Susan Collins Signals Manchin-Schumer Deal Could Thwart Gay Marriage Bill – Newsweek
Republican Senator Susan Collins says negotiations to codify federal protections for same-sex marriage could now be imperiled after Senate Democrats abruptly announced a deal on sweeping tax and domestic spending legislation.
Collins told HuffPost Thursday she faces an uphill battle to convince Republicans to sign on to the gay marriage bill after Democrats a day earlier revived a sweeping spending package that was previously abandoned.

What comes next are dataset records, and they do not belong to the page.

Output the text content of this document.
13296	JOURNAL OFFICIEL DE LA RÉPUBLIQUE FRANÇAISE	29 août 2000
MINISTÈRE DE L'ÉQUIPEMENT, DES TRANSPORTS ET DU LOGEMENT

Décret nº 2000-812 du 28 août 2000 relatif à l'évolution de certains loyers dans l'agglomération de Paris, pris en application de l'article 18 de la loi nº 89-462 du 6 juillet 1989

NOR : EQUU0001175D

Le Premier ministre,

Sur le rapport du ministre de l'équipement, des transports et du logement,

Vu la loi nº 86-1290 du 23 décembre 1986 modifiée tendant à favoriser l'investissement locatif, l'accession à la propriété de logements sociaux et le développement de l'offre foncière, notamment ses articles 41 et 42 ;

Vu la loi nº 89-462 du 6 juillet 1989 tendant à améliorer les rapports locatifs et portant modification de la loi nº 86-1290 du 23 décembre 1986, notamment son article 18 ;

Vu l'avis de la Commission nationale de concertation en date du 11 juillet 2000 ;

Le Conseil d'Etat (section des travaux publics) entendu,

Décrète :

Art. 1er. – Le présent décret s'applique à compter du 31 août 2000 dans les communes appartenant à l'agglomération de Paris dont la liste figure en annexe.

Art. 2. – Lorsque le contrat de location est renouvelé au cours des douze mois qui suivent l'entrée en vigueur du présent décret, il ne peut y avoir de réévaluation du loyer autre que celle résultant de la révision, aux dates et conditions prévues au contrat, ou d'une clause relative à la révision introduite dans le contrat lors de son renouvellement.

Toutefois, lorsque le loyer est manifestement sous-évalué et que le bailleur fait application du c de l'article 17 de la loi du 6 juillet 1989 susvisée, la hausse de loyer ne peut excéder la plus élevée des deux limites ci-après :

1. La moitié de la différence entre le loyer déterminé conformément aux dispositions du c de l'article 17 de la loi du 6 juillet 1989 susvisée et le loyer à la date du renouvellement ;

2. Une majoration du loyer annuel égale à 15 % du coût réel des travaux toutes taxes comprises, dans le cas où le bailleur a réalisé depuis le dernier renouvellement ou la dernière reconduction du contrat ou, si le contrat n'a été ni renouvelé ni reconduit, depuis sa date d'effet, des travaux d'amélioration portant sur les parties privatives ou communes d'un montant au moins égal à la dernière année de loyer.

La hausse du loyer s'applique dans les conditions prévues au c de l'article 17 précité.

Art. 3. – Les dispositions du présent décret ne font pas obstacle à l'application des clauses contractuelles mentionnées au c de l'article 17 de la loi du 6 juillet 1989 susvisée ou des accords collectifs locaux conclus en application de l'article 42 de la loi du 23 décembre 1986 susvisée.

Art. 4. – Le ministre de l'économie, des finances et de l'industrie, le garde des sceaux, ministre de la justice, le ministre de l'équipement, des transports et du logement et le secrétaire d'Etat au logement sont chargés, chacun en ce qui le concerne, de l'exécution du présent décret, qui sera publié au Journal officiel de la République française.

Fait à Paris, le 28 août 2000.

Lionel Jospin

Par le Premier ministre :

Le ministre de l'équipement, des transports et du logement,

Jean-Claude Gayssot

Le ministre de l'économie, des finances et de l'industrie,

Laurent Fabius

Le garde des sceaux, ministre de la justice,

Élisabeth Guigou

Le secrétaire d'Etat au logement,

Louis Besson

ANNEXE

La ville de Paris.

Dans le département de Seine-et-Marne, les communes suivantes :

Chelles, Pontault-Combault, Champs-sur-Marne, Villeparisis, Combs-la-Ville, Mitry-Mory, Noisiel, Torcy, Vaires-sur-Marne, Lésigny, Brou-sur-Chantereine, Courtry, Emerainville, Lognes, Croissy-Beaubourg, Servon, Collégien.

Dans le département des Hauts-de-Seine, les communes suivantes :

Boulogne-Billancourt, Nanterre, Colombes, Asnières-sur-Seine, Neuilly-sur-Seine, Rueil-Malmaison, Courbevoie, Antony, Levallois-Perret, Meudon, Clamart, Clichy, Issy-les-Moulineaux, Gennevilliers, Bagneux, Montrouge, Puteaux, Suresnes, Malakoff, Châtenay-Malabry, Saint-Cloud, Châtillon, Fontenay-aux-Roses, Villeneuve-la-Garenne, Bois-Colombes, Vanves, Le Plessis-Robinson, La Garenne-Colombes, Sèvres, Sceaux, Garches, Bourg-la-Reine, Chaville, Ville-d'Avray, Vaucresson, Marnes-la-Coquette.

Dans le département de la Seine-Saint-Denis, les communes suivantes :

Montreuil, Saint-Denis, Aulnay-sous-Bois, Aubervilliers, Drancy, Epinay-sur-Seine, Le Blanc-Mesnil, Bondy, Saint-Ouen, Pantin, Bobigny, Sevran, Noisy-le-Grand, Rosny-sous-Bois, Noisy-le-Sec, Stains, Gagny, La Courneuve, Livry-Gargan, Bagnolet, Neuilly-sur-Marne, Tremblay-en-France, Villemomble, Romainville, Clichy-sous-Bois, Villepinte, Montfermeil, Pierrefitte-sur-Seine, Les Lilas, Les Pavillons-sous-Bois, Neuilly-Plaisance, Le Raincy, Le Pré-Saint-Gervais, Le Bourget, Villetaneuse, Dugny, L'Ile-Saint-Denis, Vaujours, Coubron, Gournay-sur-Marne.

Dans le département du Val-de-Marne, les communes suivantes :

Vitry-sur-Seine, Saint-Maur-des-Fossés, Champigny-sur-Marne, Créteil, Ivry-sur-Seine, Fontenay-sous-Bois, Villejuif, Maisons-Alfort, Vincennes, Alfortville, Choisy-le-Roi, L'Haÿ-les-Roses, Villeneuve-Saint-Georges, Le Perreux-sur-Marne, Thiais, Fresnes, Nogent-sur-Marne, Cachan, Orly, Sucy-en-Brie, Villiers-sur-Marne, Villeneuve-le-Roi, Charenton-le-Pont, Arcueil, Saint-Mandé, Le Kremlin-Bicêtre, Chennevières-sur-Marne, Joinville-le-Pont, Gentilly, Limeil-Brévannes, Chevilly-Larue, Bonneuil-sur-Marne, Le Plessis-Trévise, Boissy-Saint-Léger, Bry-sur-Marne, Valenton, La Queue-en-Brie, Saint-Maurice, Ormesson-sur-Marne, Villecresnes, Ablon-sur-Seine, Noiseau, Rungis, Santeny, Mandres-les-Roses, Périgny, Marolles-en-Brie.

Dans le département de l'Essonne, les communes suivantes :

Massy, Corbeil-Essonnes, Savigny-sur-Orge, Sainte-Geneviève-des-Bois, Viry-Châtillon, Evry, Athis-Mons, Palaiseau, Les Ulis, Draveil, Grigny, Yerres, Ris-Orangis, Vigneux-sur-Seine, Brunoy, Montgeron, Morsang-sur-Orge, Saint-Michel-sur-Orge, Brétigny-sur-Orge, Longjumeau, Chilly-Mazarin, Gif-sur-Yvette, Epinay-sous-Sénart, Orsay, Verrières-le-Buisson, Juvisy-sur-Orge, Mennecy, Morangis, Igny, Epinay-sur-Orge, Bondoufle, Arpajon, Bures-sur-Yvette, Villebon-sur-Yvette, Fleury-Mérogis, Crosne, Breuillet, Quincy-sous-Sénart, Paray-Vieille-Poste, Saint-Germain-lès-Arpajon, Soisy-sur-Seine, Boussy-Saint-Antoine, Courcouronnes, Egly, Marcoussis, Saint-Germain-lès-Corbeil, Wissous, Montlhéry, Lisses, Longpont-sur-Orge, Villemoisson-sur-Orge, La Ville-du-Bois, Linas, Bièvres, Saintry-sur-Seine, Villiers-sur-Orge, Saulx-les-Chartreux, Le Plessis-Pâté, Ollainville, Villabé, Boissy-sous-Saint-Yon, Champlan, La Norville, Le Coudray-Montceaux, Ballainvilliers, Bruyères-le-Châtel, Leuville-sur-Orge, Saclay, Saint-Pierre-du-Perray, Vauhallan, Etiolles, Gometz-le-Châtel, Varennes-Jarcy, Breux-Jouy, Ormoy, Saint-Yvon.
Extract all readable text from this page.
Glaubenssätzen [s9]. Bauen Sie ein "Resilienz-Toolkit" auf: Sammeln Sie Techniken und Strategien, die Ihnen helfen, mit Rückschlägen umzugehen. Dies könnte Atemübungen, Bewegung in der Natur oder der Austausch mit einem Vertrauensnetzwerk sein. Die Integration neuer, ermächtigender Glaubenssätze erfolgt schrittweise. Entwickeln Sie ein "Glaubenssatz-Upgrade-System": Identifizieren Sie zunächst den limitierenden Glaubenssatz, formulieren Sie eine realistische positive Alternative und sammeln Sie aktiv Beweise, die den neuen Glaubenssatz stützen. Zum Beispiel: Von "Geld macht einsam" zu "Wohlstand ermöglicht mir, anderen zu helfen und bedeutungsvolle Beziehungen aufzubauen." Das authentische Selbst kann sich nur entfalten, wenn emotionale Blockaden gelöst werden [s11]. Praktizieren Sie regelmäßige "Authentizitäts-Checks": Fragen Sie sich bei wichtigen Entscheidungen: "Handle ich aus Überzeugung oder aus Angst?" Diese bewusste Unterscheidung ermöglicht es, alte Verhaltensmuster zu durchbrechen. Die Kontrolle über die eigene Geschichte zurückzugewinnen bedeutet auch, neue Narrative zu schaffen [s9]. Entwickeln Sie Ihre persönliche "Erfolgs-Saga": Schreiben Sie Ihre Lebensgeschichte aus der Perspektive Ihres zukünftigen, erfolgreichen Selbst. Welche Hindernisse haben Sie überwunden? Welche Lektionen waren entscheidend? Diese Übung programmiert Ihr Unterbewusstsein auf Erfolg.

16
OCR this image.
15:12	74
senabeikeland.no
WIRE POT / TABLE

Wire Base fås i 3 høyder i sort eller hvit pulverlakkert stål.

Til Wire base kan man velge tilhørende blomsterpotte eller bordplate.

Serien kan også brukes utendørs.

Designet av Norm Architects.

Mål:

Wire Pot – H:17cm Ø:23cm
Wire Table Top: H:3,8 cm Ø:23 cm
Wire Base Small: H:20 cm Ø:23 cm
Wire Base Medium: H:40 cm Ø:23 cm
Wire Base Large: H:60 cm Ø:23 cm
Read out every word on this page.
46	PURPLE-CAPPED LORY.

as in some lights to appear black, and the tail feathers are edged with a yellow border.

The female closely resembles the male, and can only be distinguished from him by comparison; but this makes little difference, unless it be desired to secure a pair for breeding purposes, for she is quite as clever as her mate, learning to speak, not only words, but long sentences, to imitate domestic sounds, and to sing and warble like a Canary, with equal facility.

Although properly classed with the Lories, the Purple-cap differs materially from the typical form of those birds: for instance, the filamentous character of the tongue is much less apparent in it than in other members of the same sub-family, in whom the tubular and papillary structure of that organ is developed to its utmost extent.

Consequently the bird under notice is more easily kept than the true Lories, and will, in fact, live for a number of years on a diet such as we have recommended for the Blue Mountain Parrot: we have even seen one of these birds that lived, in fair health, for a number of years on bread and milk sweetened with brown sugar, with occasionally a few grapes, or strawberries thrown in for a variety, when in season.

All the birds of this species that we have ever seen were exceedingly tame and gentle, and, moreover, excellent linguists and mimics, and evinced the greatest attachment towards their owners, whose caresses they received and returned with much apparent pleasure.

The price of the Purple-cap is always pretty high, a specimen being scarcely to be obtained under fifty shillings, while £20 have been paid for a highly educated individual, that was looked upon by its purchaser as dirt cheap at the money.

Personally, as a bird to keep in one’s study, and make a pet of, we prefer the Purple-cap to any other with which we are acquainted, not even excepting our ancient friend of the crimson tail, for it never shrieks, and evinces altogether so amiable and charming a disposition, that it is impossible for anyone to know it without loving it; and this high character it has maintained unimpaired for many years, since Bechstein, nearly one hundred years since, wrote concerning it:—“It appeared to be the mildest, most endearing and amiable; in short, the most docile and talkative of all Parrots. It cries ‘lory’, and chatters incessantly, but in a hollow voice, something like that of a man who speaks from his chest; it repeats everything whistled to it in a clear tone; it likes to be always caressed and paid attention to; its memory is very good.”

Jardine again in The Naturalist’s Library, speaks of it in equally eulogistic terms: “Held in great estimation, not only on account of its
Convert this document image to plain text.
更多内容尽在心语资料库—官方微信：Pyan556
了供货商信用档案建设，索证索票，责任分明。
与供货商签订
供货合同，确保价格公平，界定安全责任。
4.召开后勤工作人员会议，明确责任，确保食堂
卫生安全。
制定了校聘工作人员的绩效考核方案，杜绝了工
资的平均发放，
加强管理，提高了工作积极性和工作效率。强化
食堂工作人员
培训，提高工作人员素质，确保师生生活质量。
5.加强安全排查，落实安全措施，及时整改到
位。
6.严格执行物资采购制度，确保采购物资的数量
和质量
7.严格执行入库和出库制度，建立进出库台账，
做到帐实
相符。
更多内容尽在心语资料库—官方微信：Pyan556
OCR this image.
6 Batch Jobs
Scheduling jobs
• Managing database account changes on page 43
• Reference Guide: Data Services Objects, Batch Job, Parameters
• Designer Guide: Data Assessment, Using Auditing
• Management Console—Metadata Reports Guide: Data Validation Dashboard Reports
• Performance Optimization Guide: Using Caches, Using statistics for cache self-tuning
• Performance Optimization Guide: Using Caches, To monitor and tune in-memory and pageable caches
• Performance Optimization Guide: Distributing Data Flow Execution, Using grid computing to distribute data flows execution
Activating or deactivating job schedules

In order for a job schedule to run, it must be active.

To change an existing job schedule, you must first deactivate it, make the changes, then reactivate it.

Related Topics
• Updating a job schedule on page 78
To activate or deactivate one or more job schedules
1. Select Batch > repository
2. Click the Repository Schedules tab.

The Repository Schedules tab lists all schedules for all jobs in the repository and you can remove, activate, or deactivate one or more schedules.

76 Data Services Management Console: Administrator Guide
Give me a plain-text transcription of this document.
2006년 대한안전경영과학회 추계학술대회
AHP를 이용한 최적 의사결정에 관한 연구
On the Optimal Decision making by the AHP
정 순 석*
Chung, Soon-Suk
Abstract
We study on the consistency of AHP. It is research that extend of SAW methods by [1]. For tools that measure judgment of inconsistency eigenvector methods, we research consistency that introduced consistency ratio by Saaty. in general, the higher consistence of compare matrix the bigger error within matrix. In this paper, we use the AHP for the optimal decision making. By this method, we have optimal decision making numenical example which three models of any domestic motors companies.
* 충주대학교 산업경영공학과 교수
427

A key moderate in the evenly divided Senate, the remarks from Collins signal that congressional Democrats face a delicate balancing act to pass both bills before the impending midterm elections.
“I just think the timing could not have been worse and it came totally out of the blue,” the Maine Republican told the news outlet.
Senator Mitch McConnell, the Senate’s top Republican, previously threatened to block the CHIPS Act, a bipartisan bill to reduce U.S. reliance on foreign-made semiconductors, unless Democrats agreed to drop the domestic spending package.
A day after the Senate passed the CHIPS Act, Democratic Senator Joe Manchin of West Virginia and Senate Majority Leader Chuck Schumer of New York stunned Washington by announcing they had agreed on the framework on the domestic spending bill that includes money for climate change, health care and measures intended to reduce inflation and the federal deficit.
The legislation, dubbed the Inflation Reduction Act of 2022, still faces uncertainty over potential disagreements among Democrats over its tax provisions.
But Republicans reacted angrily to Manchin’s change of heart after he balked at a more expansive version of the bill. Senate Democrats intend to use an infrequently used budget procedure, called reconciliation, to sidestep the filibuster and pass the spending bill through the split chamber on a party-line vote.
Collins told HuffPost that the way Manchin and Schumer kept their negotiations off to the side until the CHIPS Act passed undermines efforts to find bipartisan agreements in the Senate. Now, she said, it’s less likely enough Senate Republicans will support the gay marriage bill to overcome the chamber’s 60-vote threshold to advance legislation.
“After we just had worked together successfully on gun safety legislation, on the CHIPS bill, it was a very unfortunate move that destroys the many bipartisan efforts that are under way,” she said.
The House last week passed the Respect for Marriage Act with 47 Republicans voting in favor of it. The bill enshrines same-sex marriage protections into federal law and was introduced out of concerns that the conservative-majority Supreme Court will target those safeguards.
Proponents of the bill have held out hopes that 10 Senate Republicans will back protections for same-sex marriage, which has been increasingly accepted by the public.
But the bill already faces difficult prospects in the Senate. Recently, Republican Senator Marco Rubio of Florida dismissed the need for the bill, calling it a “stupid waste of time.”
Newsweek has reached out to Schumer’s office for comment.